Raymond McGrath
Four Dublin Sketches
1941
78/30
Raymond McGrath received his architectural education at Sydney University where his final year thesis was on Chinese architecture. He graduated in 1926. The following year McGrath left Australia on a scholarship to become the first research student in architecture at the University of Cambridge. Through works such as the remodelling of ‘Finella’ in Cambridge for the academic Mansfield Forbes, the interior decoration of the BBC headquarters, London, and St Ann’s Hill, Surrey, he rose to become one of the leading modernist architects in 1930s England. The Second World War took him to the safety of Dublin and the Office of Public Works; he became Principal Architect in 1948.

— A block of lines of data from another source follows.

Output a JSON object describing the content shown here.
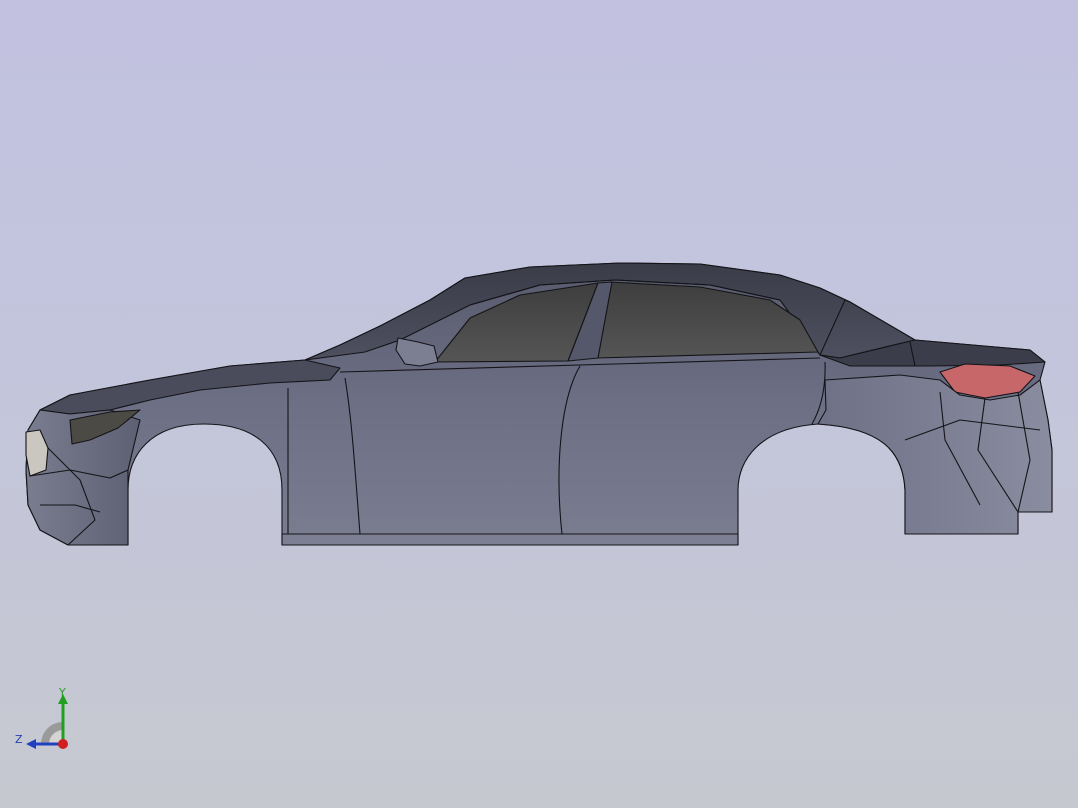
{
  "viewport": {
    "background_top": "#c2c2e0",
    "background_bottom": "#c6c8d0"
  },
  "model": {
    "body_color": "#6b6e82",
    "glass_color": "#4a4a4a",
    "taillight_color": "#c8676a",
    "outline_color": "#141418"
  },
  "triad": {
    "y_label": "Y",
    "z_label": "Z",
    "y_color": "#20a020",
    "z_color": "#2040c0",
    "x_color": "#d02020"
  }
}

McGrath produced these sketches to illustrate an article he published in the August 1941 edition of Sean O’Faolain’s The Bell magazine called ‘Dublin Panorama: An Architectural Review’. They show the Irish House, Winetavern Street, the interior of O’Neill’s, Aungier Street, Salthill Railway Station, Monkstown and Longford Terrace, Dun Laoghaire. In the article, McGrath tries to answer a question posed by O’Faolain: ‘What was it that you as an architect liked about Dublin city?’ McGrath’s reply shows that, for one so recently arrived, he had already developed a remarkable familiarity with Dublin’s architecture and architectural history, and a real affinity for ‘all its magnificent and shoddy details’.